Personal information
- Full name: Tina Cecilia Elisabeth Nordlund
- Date of birth: 19 March 1977 (age 49)
- Place of birth: Sundsvall, Sweden
- Height: 1.67 m (5 ft 6 in)
- Position: Midfielder

Youth career
- 0000–1987: Stöde IF
- 1987–1989: Moffe BK
- 1990–1994: Alnö IF

Senior career*
- Years: Team / Apps / (Gls)
- 1994–1996: Sundsvalls DFF
- 1996–2002: Umeå IK
- 1998–1999: Tranmere Rovers

International career
- 1997–2002: Sweden / 43 / (7)

= Tina Nordlund =

Swedish footballer

Tina Cecilia Elisabeth Nordlund (born 19 March 1977) is a Swedish football coach and former player, most recently an assistant coach at Umeå IK. She is one of the most well known Swedish female footballers. In November 2000, she was awarded the Diamantbollen, an annual award made to the best female player in Sweden, during the Swedish Soccer Awards, and during her speech she expressed her thoughts that women's soccer received too little media publicity. She played for Alnö IF, Sundsvalls DFF and Umeå IK. She retired from playing football aged 25 after suffering from anorexia nervosa.

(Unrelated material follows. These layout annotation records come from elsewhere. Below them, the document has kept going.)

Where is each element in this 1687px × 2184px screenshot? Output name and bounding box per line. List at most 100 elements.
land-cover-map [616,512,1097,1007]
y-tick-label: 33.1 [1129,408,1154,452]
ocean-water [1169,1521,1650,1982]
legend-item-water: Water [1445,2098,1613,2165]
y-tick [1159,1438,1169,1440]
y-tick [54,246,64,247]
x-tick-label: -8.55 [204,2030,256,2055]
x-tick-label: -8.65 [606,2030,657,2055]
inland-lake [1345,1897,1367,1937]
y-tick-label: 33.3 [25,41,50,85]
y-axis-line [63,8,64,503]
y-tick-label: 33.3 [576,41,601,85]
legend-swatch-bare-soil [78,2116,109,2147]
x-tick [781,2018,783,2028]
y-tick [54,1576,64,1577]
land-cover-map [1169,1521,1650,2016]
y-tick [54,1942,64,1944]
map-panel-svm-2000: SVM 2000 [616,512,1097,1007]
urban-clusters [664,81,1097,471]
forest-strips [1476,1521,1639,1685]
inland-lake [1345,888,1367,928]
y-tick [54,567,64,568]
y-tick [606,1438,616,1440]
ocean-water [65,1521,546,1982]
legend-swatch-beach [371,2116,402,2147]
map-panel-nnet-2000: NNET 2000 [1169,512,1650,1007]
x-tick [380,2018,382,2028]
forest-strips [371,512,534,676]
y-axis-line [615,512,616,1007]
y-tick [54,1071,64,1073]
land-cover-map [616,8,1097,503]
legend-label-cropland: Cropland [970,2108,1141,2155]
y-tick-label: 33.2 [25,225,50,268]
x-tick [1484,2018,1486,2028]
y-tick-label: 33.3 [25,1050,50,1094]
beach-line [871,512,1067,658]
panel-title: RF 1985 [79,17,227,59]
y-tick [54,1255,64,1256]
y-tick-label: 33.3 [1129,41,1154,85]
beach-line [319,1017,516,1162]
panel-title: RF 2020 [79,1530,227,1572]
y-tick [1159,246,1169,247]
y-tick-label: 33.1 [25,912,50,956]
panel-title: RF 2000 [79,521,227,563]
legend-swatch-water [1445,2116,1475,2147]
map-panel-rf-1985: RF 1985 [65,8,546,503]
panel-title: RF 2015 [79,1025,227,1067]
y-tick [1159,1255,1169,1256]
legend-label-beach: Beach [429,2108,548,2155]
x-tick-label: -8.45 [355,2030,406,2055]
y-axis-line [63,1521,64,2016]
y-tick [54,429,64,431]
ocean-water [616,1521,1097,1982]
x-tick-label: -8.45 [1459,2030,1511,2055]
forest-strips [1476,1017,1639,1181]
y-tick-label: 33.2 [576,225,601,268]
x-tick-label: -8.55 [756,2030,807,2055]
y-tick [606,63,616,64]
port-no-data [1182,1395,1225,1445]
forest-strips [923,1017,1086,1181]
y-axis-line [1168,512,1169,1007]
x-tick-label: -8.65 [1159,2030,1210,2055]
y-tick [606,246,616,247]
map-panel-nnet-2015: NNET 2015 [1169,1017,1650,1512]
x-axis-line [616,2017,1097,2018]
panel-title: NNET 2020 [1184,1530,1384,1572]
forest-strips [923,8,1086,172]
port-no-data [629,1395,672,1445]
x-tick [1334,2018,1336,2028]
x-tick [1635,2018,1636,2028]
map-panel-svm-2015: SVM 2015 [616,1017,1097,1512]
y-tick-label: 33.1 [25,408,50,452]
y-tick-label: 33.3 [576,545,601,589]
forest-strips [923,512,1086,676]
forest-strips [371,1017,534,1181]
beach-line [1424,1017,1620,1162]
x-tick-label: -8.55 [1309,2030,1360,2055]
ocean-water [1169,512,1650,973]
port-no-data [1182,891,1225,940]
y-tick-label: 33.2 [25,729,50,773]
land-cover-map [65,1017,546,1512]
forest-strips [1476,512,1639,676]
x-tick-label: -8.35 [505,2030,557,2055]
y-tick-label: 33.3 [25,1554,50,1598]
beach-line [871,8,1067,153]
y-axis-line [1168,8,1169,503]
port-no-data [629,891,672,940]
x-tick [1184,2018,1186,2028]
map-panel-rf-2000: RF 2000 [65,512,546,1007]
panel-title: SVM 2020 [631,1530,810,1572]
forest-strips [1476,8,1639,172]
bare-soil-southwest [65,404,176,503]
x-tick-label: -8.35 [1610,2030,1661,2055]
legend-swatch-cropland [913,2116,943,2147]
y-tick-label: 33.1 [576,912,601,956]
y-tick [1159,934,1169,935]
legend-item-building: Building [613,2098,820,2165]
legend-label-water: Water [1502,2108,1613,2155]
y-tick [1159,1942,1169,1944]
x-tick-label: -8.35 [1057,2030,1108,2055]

In her youth years she, except for playing soccer, also practiced alpine skiing, bandy, basketball and golf.

==Club career==

After the 1998 season, Nordlund approached English FA Women's Premier League club Tranmere Rovers about playing for them in 1998–99. At the time she was visiting boyfriend Jesper Blomqvist, who was contracted to Manchester United.

Making her debut in a 4–0 win over champions and local rivals Everton in December 1998, Nordlund remained until 1 February 1999. She then returned to Umeå IK in order to preserve her national team place ahead of the 1999 FIFA Women's World Cup.

==International career==
After winning eight caps at Under 17 level and 19 Under 21 caps, Nordlund made her senior Sweden debut in a 3–1 defeat by the United States at Baylor School, Chattanooga, Tennessee, on 30 October 1997. Her 9th-minute goal against Denmark in the Semi-Final of the 2001 UEFA Women's Euro proved to be the deciding goal of the match, propelling Sweden to the Final.

==Personal life==
Nordlund appeared in the 2006 Swedish comedy film Offside, as a football player. She is a Lazio supporter.

She has been married to Swedish television presenter Martin Björk.